A série de compromissos revistos e assumidos pelo Brasil na Cúpula do Clima das Nações Unidas (COP26), em Glasgow, na Escócia, não foi o bastante para destravar contribuições bilionárias de países europeus ao Fundo Amazônia, mecanismo que recebia doações estrangeiras para financiar ações de proteção da floresta.
O ingresso de novos recursos foi bloqueado no primeiro ano do governo Jair Bolsonaro por causa da destruição acelerada do bioma. A Alemanha afirma que não pretende dar mais dinheiro enquanto o Brasil não demonstrar como vai implementar seus compromissos da COP26. Já a Noruega deseja ver nova redução substancial no desmatamento para retomar doações.
Na conferência climática, o Brasil assinou acordos multilaterais para proteção de florestas tropicais e redução na emissão do gás metano, além de ter se comprometido a zerar o desmatamento ilegal até 2028, a cortar emissões de gases de efeito estufa à metade até 2030 e a atingir a neutralidade climática (saldo zero entre emissões e absorções de carbono) em 2050.
Analistas avaliam que a sinalização dada pelo país foi positiva, mas será preciso mostrar mudança na prática.
— Os compromissos do Brasil na COP são muito bons, mas só são palavras nesse momento.

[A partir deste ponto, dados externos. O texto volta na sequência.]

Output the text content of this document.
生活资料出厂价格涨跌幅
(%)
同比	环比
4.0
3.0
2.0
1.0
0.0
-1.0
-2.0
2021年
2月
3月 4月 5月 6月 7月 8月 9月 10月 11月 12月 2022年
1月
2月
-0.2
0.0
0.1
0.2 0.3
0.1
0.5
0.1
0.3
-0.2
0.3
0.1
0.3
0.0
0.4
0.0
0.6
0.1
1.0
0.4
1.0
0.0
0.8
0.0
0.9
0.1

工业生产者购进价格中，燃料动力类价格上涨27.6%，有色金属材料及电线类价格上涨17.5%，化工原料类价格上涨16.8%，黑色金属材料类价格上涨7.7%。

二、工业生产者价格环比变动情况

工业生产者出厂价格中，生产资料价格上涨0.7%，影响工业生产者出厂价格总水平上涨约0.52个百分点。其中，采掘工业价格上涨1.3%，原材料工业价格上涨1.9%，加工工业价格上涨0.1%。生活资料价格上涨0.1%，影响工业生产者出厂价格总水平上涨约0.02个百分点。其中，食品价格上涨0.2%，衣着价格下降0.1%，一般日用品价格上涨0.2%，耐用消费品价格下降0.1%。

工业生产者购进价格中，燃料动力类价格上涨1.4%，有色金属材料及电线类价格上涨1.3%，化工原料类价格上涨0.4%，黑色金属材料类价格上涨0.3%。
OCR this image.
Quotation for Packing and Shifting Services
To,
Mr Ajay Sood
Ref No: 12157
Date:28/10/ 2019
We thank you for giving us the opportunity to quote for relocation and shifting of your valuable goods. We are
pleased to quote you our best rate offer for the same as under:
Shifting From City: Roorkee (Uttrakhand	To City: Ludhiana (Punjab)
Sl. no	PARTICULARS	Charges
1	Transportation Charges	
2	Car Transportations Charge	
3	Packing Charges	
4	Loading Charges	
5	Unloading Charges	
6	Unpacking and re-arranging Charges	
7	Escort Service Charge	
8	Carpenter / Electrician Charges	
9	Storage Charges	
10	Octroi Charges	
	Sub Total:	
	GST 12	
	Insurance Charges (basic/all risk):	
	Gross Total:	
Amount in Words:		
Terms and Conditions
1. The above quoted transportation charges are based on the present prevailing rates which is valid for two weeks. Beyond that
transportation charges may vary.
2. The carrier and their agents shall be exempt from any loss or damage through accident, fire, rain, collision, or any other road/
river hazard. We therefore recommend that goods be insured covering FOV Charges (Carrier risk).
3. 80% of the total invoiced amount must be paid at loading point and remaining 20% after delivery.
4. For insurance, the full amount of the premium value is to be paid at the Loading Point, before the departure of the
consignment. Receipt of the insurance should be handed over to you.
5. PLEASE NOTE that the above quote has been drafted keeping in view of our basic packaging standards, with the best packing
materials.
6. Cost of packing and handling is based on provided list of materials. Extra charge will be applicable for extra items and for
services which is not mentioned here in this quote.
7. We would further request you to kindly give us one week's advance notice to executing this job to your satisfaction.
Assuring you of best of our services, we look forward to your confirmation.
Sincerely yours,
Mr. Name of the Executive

O que precisamos são ações, a implementação desses compromissos — disse ao Estadão o embaixador da Alemanha em Brasília, Heiko Thoms.
A expectativa de diplomatas é de que o novo governo em formação na Alemanha endureça o diálogo ambiental com a equipe de Bolsonaro. Isso porque, com a saída da chanceler Angela Merkel em dezembro, deve assumir o atual vice-chanceler e ministro da Finanças, Olaf Scholz, social-democrata que pretende governar com coalizão formada por verdes e liberais. A composição com os ambientalistas no poder dará mais peso à pauta climática em Berlim, e a diplomacia alemã não enxerga, agora, condições de o Brasil cumprir as metas anunciadas na COP, por falta de verba e pessoal.
Gargalos
O embaixador alemão enumerou gargalos no plano de ação apresentado pelo país em Glasgow para zerar o desmate ilegal em 2028. A redução de 15% ao ano, a partir de 2022, seria o primeiro passo do Plano Nacional de Controle do Desmatamento. O governo Bolsonaro promete contratar cerca de 700 novos servidores para órgãos ambientais, como Ibama e ICMBio, além de manter um número semelhante de policiais da Força Nacional e mobilizar novamente as Forças Armadas.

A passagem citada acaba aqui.